Even while watching The Town, it’s tempting to make comparisons to one of the other big Boston crime thrillers of the decade, Martin Scorcese’s The Departed. Both films were crime dramas set in gritty white Boston neighborhoods. Both cast seasoned screen legends as neighborhood crime lords (Pete Postlethwaite and Jack Nicholson). Both featured one half of the Matt Damon/Ben Affleck duo that broke into Hollywood together in the 1990s. And in both films, the fact that only a few characters will live to see the end of the movie is evident within the first 10 minutes.
But while highly entertaining, Ben Aflleck’s direction in The Town isn’t quite as ambitious as The Departed.

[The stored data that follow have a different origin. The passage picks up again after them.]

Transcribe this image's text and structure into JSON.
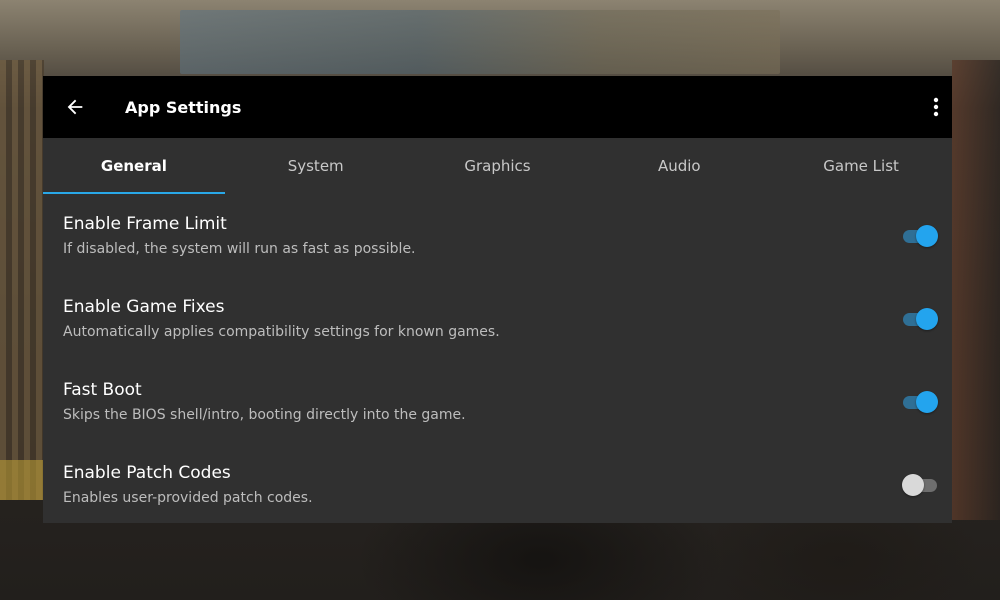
{
  "appbar": {
    "title": "App Settings",
    "back_icon": "arrow-left-icon",
    "menu_icon": "more-vert-icon"
  },
  "tabs": [
    {
      "label": "General",
      "active": true
    },
    {
      "label": "System",
      "active": false
    },
    {
      "label": "Graphics",
      "active": false
    },
    {
      "label": "Audio",
      "active": false
    },
    {
      "label": "Game List",
      "active": false
    }
  ],
  "settings": [
    {
      "title": "Enable Frame Limit",
      "description": "If disabled, the system will run as fast as possible.",
      "enabled": true
    },
    {
      "title": "Enable Game Fixes",
      "description": "Automatically applies compatibility settings for known games.",
      "enabled": true
    },
    {
      "title": "Fast Boot",
      "description": "Skips the BIOS shell/intro, booting directly into the game.",
      "enabled": true
    },
    {
      "title": "Enable Patch Codes",
      "description": "Enables user-provided patch codes.",
      "enabled": false
    }
  ],
  "colors": {
    "accent": "#29a8e8",
    "appbar_bg": "#000000",
    "panel_bg": "#303030",
    "switch_on_thumb": "#23a4ee",
    "switch_off_thumb": "#d9d9d9"
  }
}
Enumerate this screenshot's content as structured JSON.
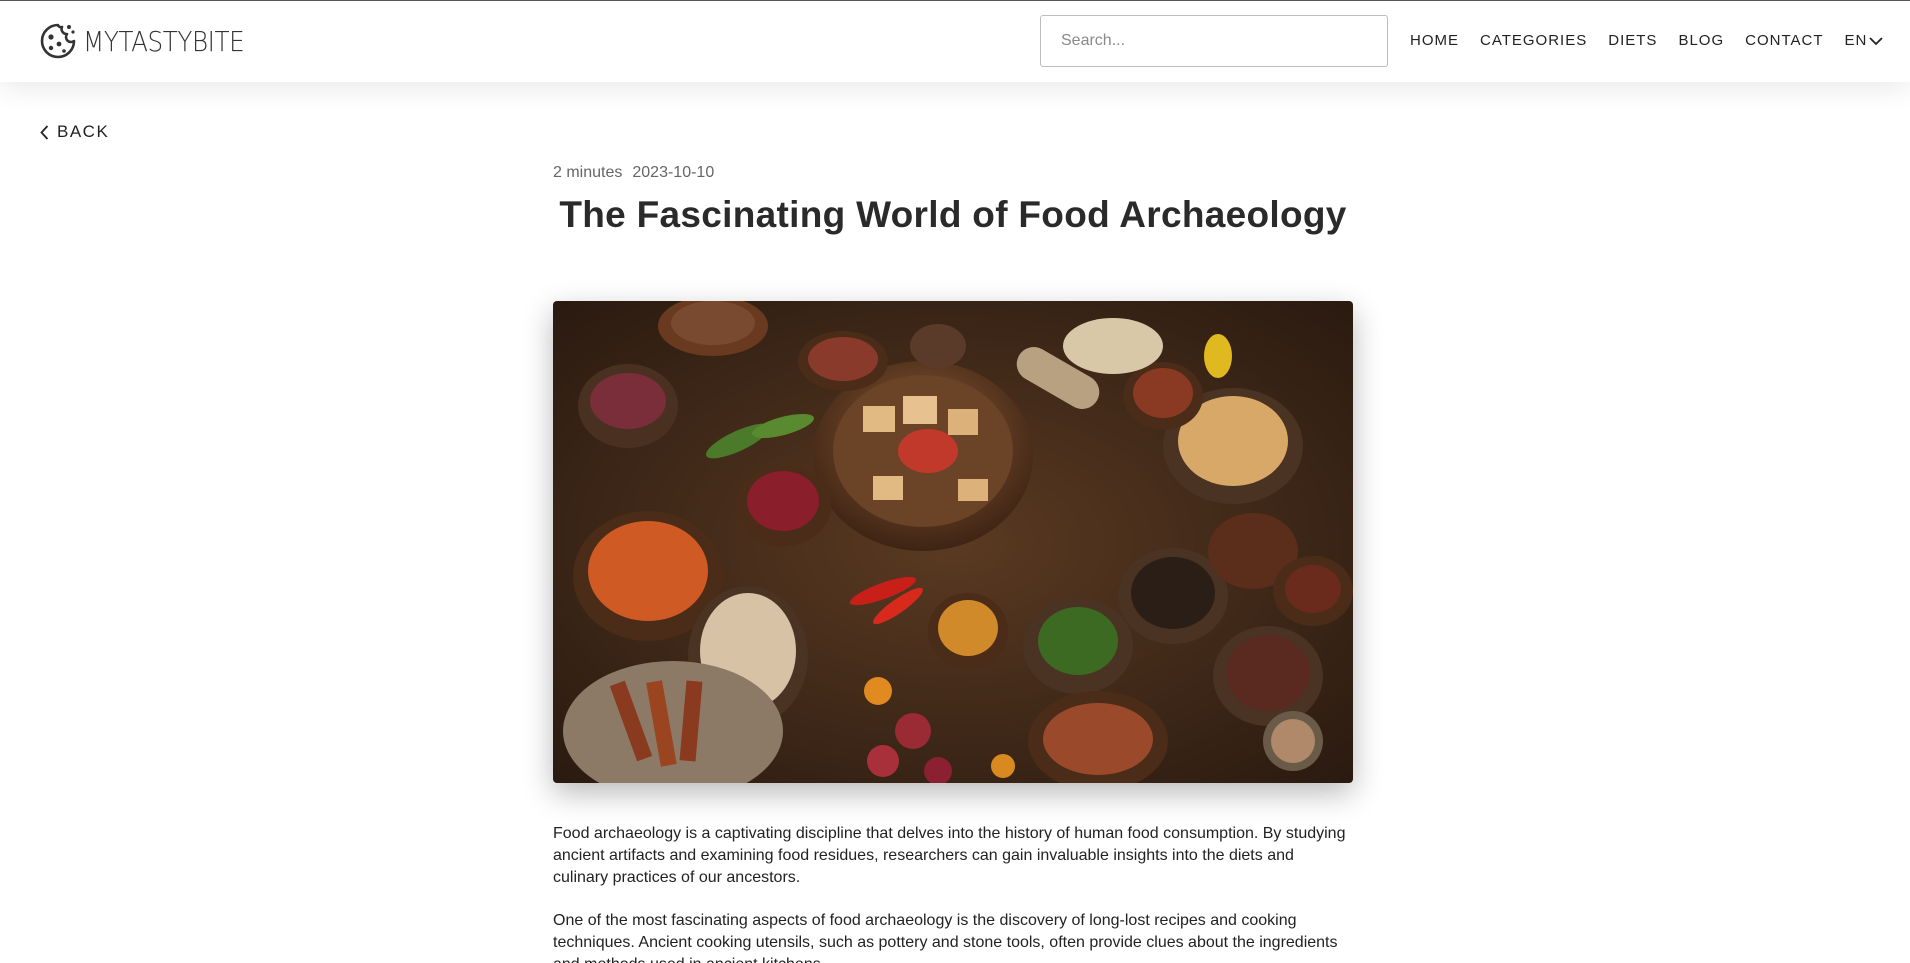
{
  "header": {
    "logo_text": "MYTASTYBITE",
    "search_placeholder": "Search...",
    "nav": {
      "home": "HOME",
      "categories": "CATEGORIES",
      "diets": "DIETS",
      "blog": "BLOG",
      "contact": "CONTACT",
      "language": "EN"
    }
  },
  "back_label": "BACK",
  "article": {
    "read_time": "2 minutes",
    "date": "2023-10-10",
    "title": "The Fascinating World of Food Archaeology",
    "paragraphs": [
      "Food archaeology is a captivating discipline that delves into the history of human food consumption. By studying ancient artifacts and examining food residues, researchers can gain invaluable insights into the diets and culinary practices of our ancestors.",
      "One of the most fascinating aspects of food archaeology is the discovery of long-lost recipes and cooking techniques. Ancient cooking utensils, such as pottery and stone tools, often provide clues about the ingredients and methods used in ancient kitchens."
    ]
  },
  "colors": {
    "text": "#222222",
    "meta": "#666666",
    "search_border": "#bdbdbd"
  }
}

The film’s clever heists are the main attraction, and aside from the character he plays, Doug McCray, Affleck doesn’t waste too much time fleshing out its core characters. Pete Postlethwaite is brilliant as “The Florist,” a crime boss who has enslaved generations of Charlestown thugs into executing his heists. Unfortunately, we don’t see much of him until the final third of the film. Rebecca Hall is convincing as Affleck’s love interest, who also happens to be the only credible witness to a violent bank robbery.

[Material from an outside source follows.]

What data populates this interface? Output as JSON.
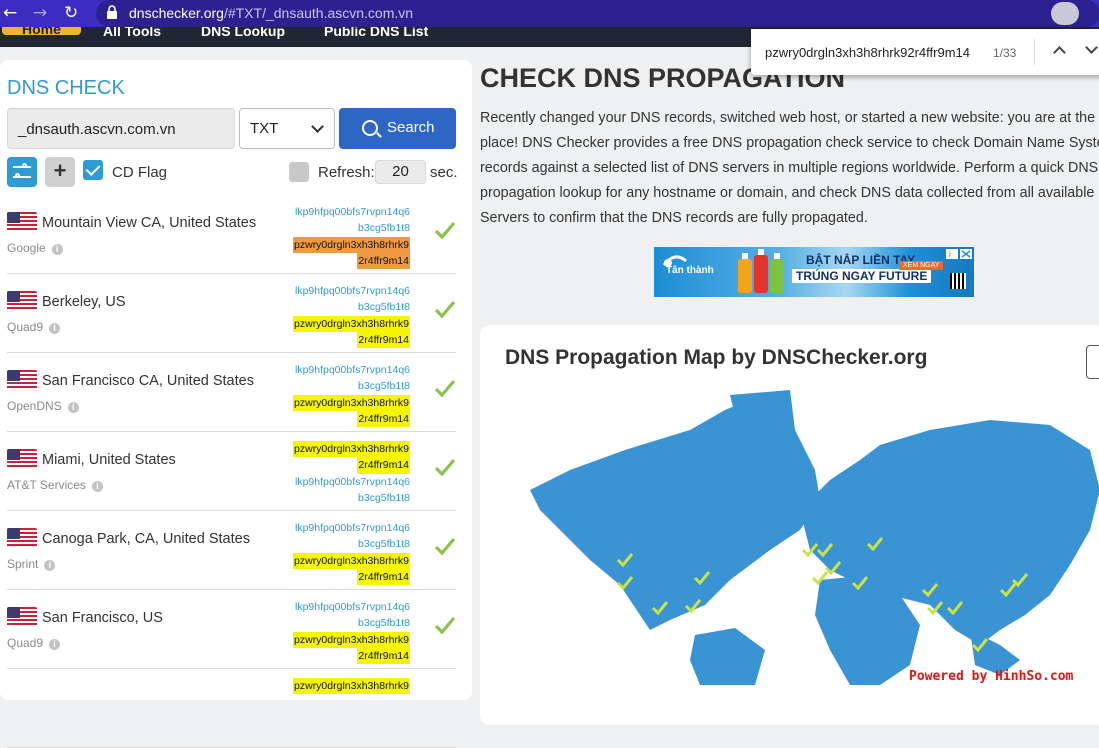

The Town gets bonus points for featuring one of the best police street battles since Heat, another Scorcese classic.
The film ends in reasonably satisfying fashion, but, perhaps deliberately, the story doesn’t feel quite settled. It’s easy to envision a sequel featuring Doug McCray coming back for one last job, and one last chance at Hall, with John Hamm reprising his role as an FBI agent in hot pursuit.